In Caruana / Einav (2008), there is the following polynomial of $q_i$ and $q_j$ (Eq. 14 on page 995):
$$ 0 = \frac{1}{2\theta} \left(B_t + 2 D_t q_i + F_t q_j \right)^2 + \frac{1}{\theta}\left( C_t + E_t q_j + F_t q_i\right)(B_t + 2 D_t q_j + F_t q_i) + (A'_t + B'_t q_i + C'_t q_j + D'_t q_i^2 + E'_t q_j^2 + F'_t q_i q_j) $$
where $A,B,C,D,E$ and $F$ are functions of $t$.
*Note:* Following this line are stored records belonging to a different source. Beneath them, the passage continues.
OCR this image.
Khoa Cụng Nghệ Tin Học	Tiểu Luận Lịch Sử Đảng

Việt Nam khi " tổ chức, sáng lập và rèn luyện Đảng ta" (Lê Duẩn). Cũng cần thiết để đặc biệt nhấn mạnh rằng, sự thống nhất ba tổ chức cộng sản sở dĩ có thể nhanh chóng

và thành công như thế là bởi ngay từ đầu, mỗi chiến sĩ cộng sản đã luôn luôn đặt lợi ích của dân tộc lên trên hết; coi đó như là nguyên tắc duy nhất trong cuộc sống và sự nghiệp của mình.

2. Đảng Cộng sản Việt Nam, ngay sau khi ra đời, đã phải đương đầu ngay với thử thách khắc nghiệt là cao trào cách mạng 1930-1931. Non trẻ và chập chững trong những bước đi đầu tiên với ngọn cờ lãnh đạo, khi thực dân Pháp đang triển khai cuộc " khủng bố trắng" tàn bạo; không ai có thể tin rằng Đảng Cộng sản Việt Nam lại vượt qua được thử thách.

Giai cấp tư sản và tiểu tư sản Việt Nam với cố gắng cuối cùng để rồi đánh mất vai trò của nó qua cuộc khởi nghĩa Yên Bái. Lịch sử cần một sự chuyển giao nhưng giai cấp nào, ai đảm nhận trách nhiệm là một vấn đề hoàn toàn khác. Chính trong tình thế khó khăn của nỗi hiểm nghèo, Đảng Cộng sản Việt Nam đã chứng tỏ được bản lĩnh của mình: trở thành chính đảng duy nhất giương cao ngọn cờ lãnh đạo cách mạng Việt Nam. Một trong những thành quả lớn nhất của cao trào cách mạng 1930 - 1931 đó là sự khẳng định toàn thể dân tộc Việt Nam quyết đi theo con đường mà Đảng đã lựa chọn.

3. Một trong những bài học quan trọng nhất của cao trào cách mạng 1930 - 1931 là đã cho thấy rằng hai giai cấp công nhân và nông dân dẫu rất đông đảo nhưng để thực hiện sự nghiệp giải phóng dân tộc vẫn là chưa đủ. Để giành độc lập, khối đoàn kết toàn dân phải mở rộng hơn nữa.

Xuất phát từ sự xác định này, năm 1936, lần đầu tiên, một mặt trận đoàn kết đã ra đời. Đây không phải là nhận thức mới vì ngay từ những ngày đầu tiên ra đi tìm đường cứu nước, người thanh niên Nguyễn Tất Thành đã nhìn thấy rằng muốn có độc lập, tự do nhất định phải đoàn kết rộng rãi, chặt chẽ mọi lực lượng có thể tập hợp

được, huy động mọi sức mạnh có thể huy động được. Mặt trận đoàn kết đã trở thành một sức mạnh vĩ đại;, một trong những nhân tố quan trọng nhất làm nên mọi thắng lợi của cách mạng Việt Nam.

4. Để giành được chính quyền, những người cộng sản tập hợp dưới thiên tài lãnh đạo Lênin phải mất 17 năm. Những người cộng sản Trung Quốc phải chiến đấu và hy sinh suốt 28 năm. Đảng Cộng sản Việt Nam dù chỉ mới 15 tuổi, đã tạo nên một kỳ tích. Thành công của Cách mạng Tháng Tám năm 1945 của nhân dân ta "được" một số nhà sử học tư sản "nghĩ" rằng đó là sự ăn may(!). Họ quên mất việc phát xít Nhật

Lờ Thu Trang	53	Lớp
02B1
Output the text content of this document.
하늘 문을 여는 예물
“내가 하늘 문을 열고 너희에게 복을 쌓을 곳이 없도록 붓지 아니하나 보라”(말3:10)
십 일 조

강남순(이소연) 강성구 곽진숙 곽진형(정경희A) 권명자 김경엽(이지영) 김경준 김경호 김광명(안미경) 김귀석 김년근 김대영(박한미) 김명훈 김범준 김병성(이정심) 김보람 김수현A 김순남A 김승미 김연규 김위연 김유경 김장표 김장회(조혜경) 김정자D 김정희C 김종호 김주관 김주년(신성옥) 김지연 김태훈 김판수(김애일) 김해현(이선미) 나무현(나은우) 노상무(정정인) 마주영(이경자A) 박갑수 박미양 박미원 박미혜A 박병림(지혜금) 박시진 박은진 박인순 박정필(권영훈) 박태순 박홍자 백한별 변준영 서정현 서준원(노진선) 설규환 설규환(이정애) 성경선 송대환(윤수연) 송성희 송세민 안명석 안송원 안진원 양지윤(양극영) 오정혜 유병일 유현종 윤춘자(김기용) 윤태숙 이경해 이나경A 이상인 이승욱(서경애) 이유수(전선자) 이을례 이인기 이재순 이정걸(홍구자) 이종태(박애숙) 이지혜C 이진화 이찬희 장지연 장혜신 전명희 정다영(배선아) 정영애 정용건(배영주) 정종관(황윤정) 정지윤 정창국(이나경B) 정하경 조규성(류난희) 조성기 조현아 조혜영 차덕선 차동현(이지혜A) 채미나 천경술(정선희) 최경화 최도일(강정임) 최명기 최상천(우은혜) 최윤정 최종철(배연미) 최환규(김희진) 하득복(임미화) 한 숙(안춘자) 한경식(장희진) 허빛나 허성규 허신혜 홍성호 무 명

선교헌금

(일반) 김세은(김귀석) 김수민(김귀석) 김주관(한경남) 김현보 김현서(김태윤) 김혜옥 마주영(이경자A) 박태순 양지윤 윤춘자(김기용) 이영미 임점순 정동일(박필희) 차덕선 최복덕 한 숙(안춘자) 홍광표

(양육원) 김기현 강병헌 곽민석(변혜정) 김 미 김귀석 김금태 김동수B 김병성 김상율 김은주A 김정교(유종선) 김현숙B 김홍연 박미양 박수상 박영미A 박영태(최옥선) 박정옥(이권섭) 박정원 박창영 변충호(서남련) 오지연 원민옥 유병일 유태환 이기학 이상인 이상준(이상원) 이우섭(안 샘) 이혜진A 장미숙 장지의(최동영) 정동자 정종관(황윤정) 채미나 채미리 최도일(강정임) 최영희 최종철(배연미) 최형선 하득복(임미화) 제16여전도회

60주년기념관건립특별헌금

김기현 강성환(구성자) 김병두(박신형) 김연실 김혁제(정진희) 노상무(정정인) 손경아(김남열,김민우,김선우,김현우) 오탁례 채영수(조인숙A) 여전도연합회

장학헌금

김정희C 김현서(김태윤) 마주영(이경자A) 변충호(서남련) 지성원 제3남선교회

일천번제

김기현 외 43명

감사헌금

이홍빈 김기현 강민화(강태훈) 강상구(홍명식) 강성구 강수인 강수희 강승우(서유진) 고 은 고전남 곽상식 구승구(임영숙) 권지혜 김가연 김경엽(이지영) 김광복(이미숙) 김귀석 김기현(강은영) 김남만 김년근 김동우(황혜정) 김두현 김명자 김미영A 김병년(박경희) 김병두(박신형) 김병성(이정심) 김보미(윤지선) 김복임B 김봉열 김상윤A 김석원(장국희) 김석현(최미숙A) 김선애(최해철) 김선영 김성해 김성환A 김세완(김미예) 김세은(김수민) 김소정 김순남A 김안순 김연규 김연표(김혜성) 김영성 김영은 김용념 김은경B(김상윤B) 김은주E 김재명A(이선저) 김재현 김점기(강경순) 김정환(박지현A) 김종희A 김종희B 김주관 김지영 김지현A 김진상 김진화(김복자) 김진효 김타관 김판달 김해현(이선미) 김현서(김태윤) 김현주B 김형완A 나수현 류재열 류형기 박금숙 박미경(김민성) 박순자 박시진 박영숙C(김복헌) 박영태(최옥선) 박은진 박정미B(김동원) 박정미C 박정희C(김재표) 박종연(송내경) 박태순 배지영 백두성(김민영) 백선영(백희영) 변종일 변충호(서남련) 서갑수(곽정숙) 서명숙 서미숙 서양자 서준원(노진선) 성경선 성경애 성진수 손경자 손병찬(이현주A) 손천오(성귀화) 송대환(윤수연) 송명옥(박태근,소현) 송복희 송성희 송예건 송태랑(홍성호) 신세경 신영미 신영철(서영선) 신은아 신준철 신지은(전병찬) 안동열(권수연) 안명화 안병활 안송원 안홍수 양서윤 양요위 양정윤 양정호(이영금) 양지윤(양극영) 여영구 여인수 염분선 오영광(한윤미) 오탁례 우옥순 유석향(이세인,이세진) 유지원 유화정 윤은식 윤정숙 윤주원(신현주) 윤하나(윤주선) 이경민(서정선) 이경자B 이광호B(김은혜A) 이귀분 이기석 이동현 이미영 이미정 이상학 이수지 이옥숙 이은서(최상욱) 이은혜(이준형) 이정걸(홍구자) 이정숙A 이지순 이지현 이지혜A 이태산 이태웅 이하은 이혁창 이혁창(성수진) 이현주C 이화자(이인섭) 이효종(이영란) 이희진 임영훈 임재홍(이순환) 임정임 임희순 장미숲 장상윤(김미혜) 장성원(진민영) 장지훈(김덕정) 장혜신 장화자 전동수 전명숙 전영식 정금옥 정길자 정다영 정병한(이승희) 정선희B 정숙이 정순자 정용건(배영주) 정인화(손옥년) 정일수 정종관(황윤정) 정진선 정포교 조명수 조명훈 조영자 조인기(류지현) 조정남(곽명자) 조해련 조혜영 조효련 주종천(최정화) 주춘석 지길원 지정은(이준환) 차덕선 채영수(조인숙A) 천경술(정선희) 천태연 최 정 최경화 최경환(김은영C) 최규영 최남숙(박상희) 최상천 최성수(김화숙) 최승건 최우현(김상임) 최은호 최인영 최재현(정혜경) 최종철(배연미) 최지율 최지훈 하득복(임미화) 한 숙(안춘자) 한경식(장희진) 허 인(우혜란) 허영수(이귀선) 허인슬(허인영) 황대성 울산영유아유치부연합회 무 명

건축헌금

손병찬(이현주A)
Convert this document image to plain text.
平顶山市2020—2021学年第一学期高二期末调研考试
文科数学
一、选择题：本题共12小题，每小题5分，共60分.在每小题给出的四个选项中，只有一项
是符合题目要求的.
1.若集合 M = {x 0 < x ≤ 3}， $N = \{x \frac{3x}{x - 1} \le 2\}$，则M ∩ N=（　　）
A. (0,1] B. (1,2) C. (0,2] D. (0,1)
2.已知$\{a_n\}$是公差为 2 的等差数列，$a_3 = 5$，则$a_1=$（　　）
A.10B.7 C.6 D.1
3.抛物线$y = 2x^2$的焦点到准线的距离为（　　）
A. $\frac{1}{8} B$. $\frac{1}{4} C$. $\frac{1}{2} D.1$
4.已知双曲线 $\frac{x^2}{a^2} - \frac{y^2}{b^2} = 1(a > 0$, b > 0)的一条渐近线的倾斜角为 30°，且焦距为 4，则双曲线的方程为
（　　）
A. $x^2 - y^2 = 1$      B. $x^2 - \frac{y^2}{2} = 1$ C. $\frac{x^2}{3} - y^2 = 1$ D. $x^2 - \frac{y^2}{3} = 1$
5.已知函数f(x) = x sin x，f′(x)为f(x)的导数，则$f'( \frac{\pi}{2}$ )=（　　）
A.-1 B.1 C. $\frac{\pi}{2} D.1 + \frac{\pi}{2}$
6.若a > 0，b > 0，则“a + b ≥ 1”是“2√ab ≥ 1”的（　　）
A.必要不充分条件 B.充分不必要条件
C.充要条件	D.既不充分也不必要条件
By arguing that '...this has to be satisfied for all values of $q_i$ and $q_j$, all of its six coefficients (which are functions of $t$) have to equal zero' and reversing signs for the derivatives, they obtain that (Eq. 15):
$$ \begin{pmatrix} A' \\ B' \\C'\\D'\\E'\\F'\end{pmatrix} = \frac{1}{\theta} \begin{pmatrix} B^2/2 + BC \\2BD+BF+CF\\BF+2BE+2CD\\ 2D^2+F^2\\F^2/2+4DE \\4DF+2EF\end{pmatrix}$$
I can see how one obtains $A'$ by setting $q_i = q_j = 0$, but cannot see where the other derivatves come from. How are these obtained?